I have data with about 25 different groups. In an effort to see how the variance of each group would change if I had different sample sizes I am trying to do stratified bootstraping. For example at sample size 5, it should produce 1000 collections of 5 resampled points for each group. I like to collect smallest sample size as necessary in possible range of 5 to 30 per group.
The problem I am running into is that I have to subset each group and run the bootstrapping on individual groups then copy and past the R output into excel. (I am fairly green at R and how to code). It takes too long. I need to automate the bootstrapping to recognize groups and somehow save a statistic of the collection of 1000 groups, to a dataframe.
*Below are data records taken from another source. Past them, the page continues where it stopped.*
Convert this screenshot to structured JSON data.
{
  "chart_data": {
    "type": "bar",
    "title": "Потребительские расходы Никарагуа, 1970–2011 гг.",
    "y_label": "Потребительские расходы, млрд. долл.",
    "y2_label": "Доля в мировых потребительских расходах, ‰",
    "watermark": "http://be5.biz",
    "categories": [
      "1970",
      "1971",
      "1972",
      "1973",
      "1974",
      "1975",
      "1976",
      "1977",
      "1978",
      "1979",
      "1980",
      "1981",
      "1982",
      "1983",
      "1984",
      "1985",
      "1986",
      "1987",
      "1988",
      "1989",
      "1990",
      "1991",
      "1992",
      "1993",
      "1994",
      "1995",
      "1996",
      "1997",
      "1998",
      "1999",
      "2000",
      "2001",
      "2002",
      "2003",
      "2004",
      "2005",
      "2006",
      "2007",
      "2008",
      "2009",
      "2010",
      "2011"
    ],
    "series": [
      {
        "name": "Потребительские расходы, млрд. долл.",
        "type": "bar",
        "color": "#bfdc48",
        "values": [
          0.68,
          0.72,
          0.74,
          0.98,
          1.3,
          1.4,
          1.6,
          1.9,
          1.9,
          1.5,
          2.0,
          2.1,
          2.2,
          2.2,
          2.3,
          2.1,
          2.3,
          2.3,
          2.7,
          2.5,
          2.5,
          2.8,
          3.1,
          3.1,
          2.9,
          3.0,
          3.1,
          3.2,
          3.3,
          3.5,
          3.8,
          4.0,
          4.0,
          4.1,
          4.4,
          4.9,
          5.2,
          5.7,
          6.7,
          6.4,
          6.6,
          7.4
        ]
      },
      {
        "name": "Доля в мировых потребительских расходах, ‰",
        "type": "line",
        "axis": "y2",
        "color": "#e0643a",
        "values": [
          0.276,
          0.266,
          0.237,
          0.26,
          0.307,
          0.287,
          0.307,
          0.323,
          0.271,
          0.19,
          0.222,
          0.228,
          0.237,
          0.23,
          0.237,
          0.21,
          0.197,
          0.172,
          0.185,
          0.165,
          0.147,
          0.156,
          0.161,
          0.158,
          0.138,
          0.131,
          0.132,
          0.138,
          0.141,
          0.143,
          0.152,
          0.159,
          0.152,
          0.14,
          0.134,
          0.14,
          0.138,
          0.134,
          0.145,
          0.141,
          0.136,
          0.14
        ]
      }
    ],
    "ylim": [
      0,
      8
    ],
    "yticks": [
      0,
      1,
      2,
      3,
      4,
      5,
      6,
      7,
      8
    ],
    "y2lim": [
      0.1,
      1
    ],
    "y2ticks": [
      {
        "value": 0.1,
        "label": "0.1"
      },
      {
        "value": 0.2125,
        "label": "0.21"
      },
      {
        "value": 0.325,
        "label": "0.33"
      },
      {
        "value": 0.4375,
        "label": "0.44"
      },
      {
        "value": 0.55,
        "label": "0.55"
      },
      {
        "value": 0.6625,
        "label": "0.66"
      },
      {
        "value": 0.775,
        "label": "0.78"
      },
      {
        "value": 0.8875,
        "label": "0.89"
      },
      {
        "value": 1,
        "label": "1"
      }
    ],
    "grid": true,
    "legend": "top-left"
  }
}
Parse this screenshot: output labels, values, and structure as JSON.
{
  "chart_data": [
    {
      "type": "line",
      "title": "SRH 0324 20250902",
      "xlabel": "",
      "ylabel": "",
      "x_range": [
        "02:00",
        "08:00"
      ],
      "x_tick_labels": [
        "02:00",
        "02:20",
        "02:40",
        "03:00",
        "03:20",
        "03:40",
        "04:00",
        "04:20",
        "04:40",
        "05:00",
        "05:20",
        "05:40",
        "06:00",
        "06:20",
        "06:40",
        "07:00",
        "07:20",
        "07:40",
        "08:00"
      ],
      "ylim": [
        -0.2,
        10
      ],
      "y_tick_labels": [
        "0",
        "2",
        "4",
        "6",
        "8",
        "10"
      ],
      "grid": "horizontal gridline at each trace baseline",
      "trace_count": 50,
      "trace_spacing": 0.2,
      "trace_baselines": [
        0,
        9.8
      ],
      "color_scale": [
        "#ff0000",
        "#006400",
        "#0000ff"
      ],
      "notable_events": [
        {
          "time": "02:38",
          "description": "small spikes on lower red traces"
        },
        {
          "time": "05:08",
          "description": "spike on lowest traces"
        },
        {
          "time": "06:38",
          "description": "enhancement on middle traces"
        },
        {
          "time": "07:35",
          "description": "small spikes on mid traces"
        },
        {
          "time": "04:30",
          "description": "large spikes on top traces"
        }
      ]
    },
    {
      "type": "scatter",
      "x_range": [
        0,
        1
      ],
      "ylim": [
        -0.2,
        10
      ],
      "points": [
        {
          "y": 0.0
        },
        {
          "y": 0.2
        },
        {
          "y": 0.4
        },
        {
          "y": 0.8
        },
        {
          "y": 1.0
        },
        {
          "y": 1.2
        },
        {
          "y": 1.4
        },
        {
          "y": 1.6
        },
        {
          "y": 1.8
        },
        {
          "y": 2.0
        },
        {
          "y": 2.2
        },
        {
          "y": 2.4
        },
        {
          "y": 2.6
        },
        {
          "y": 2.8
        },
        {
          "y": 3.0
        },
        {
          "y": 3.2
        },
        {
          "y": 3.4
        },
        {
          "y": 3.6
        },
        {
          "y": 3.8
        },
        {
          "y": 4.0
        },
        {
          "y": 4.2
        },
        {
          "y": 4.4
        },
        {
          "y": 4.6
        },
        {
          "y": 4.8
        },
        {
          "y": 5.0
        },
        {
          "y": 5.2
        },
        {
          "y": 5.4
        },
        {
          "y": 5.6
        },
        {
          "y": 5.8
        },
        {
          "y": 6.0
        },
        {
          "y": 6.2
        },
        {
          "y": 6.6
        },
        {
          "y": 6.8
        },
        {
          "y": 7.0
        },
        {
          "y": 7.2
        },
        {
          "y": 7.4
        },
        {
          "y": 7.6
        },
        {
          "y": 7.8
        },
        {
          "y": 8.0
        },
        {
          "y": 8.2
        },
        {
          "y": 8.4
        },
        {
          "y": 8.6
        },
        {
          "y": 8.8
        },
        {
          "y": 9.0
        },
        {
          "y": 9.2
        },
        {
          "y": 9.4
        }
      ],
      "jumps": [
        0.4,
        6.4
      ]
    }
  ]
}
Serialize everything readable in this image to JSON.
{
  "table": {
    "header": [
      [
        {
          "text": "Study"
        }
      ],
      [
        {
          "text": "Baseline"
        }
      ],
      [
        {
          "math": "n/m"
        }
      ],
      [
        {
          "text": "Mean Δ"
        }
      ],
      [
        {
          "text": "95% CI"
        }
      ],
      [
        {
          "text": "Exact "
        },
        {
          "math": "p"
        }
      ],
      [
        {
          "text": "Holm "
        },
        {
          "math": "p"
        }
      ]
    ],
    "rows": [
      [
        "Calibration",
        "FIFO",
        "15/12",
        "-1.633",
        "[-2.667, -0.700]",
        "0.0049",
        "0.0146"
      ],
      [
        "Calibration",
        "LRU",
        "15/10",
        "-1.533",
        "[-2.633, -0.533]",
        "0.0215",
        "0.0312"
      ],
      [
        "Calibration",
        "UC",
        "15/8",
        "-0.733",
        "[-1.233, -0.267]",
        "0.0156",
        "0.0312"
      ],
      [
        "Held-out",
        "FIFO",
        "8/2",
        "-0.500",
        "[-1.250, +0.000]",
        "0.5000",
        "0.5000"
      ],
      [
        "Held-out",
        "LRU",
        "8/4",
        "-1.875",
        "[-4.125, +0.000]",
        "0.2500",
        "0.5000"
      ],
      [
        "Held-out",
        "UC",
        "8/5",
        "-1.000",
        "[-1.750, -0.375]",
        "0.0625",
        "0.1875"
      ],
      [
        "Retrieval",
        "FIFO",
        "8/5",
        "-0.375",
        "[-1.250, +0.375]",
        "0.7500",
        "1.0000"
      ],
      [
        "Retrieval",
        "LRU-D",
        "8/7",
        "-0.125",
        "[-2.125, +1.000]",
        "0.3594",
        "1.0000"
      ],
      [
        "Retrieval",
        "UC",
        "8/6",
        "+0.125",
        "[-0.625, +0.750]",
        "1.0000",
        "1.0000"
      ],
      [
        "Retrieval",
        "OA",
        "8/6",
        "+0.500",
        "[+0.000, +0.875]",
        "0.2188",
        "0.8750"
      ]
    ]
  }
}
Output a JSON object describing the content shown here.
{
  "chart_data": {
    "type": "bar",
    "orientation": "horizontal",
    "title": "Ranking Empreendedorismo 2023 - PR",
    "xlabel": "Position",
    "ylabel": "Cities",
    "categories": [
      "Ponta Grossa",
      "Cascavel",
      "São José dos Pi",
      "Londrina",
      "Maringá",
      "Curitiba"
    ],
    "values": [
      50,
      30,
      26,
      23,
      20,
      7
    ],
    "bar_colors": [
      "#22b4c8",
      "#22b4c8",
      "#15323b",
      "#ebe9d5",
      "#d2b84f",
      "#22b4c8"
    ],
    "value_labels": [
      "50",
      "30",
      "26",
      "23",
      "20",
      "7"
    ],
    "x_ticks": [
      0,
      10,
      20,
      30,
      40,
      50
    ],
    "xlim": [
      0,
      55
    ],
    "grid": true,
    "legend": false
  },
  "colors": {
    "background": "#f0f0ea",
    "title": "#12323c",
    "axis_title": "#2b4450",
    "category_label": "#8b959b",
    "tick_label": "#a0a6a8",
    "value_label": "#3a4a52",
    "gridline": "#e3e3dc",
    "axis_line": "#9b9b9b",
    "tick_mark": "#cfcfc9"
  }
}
Does this make sense?
Here is what code I have so far:....
#sample data
set.seed(1234)
df <- data.frame(g.name = as.factor(sample(c(LETTERS),100, replace = T)),
C.H = as.numeric(sample(c(1:9),100, replace=T)))
#subset data by group... here only a three examples
Agroup=subset(df,C.H=='A')
Bgroup=subset(df,C.H=='B')
Cgroup=subset(df,C.H=='C')
#Bootstrap selecting a sample size of "i", "B" number of times. i.e. I am
selecting sample sizes from 5 to 30, 1000 times each. I then apply var() to
the sample, and take the multiple variances(or the variance of the
variances). C.H is the measurement ranging from 1 to 9.
B=1000
cult.var=(NULL)
for (i in 5:30){
boot.samples=matrix(sample(Agroup$C.H,size=B*i,
replace=TRUE),B,i)
cult.var[i]=var(apply(boot.samples,1,var))
}
print(cult.var)
This works but it is a lot of copy and paste. I think I need to use either a for loop to do the bootstrapping by group or figure something else out. I did find a way to do a stratified sampling all by itself without bootstrapping. So maybe I could figure out how to repeat that 1000 times somehow...
The example here using the function boot()
does not fit my situation. I have fiddled with it a little to no avail. I am not sure how to write functions which may also be why I can not figure it out.